- Born: Jonathan Peter Sharp 20 February 1964 Westminster, London, England
- Died: 29 May 2009 (aged 45) Chelsea, London, England
- Genres: Trip hop, pop
- Occupations: Record producer, programmer, songwriter, guitarist

= Jonny Dollar =

Record producer and songwriter

Jonathan Peter Sharp (20 February 1964 - 29 May 2009), better known by the pseudonym Jonny Dollar, was an English record producer, songwriter, and one of the main architects of the trip hop genre.

Sharp was born in Westminster, London. His father was the Australian film director, Don Sharp, and his mother was British actress, Mary Steele.

Dollar first rose to prominence co-producing and co-writing the Bristol collective Massive Attack's debut album Blue Lines, composing the strings for the genre defining single "Unfinished Sympathy", which later went on to be arranged and conducted at Abbey Road by Wil Malone. Sharp's pseudonym came about during the recording of Blue Lines, where he was the only person working on the album being regularly paid. He co-produced Neneh Cherry's first three albums: Raw Like Sushi, Homebrew, and Man, and Gabrielle's third album Rise.
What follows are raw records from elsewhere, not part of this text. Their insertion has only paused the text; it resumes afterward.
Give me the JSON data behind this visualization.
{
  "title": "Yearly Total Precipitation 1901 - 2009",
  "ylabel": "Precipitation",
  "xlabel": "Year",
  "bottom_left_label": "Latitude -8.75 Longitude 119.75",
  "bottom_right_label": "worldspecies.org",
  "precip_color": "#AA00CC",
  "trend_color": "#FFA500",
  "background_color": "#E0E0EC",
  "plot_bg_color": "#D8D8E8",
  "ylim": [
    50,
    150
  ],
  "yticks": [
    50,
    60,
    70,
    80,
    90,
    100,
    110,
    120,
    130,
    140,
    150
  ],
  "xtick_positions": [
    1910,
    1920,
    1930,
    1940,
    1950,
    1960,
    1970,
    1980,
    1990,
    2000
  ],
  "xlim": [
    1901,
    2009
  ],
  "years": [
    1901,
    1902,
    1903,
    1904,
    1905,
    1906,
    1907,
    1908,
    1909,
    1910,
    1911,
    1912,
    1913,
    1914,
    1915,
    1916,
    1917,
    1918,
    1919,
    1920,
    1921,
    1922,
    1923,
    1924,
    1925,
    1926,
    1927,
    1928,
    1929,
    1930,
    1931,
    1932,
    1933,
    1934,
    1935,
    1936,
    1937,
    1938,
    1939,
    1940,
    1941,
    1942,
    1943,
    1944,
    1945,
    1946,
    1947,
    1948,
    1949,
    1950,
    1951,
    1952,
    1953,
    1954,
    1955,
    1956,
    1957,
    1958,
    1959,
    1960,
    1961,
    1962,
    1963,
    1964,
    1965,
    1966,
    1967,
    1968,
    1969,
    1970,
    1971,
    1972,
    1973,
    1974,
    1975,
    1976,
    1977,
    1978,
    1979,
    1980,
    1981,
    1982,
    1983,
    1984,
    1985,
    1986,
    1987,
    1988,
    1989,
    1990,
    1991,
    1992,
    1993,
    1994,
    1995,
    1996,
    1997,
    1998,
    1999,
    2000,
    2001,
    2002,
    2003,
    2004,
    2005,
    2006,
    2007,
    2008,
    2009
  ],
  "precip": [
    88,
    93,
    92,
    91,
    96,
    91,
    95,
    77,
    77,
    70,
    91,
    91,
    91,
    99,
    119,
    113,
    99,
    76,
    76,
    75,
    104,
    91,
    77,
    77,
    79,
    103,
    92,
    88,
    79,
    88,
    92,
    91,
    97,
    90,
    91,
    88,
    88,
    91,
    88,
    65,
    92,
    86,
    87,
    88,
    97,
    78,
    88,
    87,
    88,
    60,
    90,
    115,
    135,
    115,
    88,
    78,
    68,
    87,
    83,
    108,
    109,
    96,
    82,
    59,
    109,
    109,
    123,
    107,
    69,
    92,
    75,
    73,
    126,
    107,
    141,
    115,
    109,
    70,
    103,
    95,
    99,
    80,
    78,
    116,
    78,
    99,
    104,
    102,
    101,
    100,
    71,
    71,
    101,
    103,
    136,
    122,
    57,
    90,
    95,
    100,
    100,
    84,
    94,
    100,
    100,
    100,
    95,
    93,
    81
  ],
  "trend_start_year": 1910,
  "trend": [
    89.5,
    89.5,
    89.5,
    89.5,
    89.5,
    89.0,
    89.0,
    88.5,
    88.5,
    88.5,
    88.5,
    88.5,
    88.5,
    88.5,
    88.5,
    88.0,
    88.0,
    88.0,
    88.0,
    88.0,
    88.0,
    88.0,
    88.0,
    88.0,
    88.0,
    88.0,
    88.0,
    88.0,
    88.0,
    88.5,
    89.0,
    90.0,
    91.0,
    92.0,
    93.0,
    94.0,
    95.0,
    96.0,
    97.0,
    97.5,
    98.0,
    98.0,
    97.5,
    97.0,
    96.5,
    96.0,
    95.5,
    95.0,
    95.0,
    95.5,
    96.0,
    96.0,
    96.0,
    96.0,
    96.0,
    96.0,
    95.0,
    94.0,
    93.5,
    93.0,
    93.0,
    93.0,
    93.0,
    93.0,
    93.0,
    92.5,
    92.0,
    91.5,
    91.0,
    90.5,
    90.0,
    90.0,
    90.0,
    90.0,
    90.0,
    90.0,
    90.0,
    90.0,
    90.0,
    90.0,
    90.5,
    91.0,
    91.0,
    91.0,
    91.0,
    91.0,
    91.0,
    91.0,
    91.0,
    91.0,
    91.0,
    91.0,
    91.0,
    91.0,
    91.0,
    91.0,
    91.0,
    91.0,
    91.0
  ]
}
Having mentored Geoff Barrow, who worked as a tape mixer on Blue Lines, Dollar went on to provide early remixes for Portishead and co-wrote both the anti-racism song "7 Seconds" featuring Youssou N'Dour and Cherry, and Kylie Minogue's "Confide in Me". His later works include the Sugababes' Three, Natty's "Man Like I" and Eliza Doolittle's eponymous debut album.

He died of cancer in May 2009 at the age of 45.